7.1 Mamba-2 (Structured State Space Duality)

Mamba-2 (Dao and Gu, 2024)3 reformulates the selective SSM as a structured matrix operation, revealing a deep connection between SSMs and attention:

State Space Duality (SSD)

The selective scan can be expressed as a matrix multiplication with a specific causal structure:

\[ Y = M \cdot (X \odot B), \quad M_{ij} = \begin{cases} C_i^T \left(\prod_{k=j+1}^{i} \bar{A}_k\right) & i \geq j \\ 0 & i < j \end{cases} \]

This dual view enables using matrix multiply hardware (tensor cores) for training while retaining the recurrent form for inference.

7.2 Model Variants

Model Parameters Layers d_model d_state
Mamba-130M 130M 24 768 16
Mamba-370M 370M 48 1024 16
Mamba-790M 790M 48 1536 16
Mamba-1.4B 1.4B 48 2048 16
Mamba-2.8B 2.8B 64 2560 16
Mamba-2 Various -- -- 64-128

8. Educational Value

What Mamba Teaches

  1. Alternative to attention: Mamba is the most important counterexample to the assumption that transformers are the only viable architecture for language modeling. Understanding SSMs broadens one's view of sequence modeling fundamentally.

  2. Continuous-time dynamics: The derivation from continuous ODEs through discretization teaches the connection between differential equations and discrete sequence processing -- a bridge between signal processing and deep learning.

  3. Selectivity as content-based filtering: The input-dependent \(\Delta\) mechanism is an elegant implementation of "pay attention to what matters." Large \(\Delta\) incorporates new information; small \(\Delta\) preserves existing state. This is an intuitive analogy to attention's query-key mechanism.

  4. Complexity trade-offs: The \( O(n) \) vs \( O(n^2) \) comparison is not just theoretical -- it has direct implications for long-context applications. Mamba can process sequences of 100K+ tokens where attention would exhaust memory.

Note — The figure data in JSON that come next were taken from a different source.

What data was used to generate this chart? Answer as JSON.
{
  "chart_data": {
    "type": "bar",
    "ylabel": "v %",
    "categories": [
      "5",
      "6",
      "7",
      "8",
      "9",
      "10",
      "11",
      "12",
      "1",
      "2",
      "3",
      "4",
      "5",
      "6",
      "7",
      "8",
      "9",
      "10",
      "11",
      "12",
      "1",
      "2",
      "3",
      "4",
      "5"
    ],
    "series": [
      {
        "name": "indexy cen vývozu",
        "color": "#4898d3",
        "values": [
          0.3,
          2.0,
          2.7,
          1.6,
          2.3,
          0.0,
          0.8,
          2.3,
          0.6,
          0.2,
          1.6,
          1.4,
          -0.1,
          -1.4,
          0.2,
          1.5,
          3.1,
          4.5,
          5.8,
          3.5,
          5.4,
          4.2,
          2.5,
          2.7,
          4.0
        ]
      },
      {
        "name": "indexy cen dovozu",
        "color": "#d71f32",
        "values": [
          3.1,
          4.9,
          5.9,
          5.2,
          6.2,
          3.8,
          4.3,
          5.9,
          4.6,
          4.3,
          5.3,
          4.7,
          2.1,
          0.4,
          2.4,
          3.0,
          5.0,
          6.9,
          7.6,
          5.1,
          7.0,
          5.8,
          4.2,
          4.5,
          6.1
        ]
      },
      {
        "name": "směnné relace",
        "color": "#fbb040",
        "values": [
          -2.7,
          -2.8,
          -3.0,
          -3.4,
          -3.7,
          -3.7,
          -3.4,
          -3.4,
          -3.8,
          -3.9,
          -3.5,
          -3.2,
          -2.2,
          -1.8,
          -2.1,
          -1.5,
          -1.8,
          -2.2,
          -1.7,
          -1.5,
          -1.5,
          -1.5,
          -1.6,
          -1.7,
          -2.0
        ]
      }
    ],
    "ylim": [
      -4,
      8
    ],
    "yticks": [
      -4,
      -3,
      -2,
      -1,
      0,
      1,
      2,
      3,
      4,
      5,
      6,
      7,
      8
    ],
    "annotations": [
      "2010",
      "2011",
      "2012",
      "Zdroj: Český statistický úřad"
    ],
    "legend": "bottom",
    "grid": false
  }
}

  5. Parallel scan algorithm: The parallel prefix scan is a classic algorithm from parallel computing. Implementing it for SSMs is a practical application of this fundamental technique.


9. References


  1. Gu, A. & Dao, T. "Mamba: Linear-Time Sequence Modeling with Selective State Spaces." arXiv:2312.00752, 2023. 

  2. Gu, A. et al. "Efficiently Modeling Long Sequences with Structured State Spaces." ICLR, 2022. 

  3. Dao, T. & Gu, A. "Transformers are SSMs: Generalized Models and Efficient Algorithms Through Structured State Space Duality." ICML, 2024. 

  4. Smith, J. T. H. et al. "Simplified State Space Layers for Sequence Modeling." ICLR, 2023.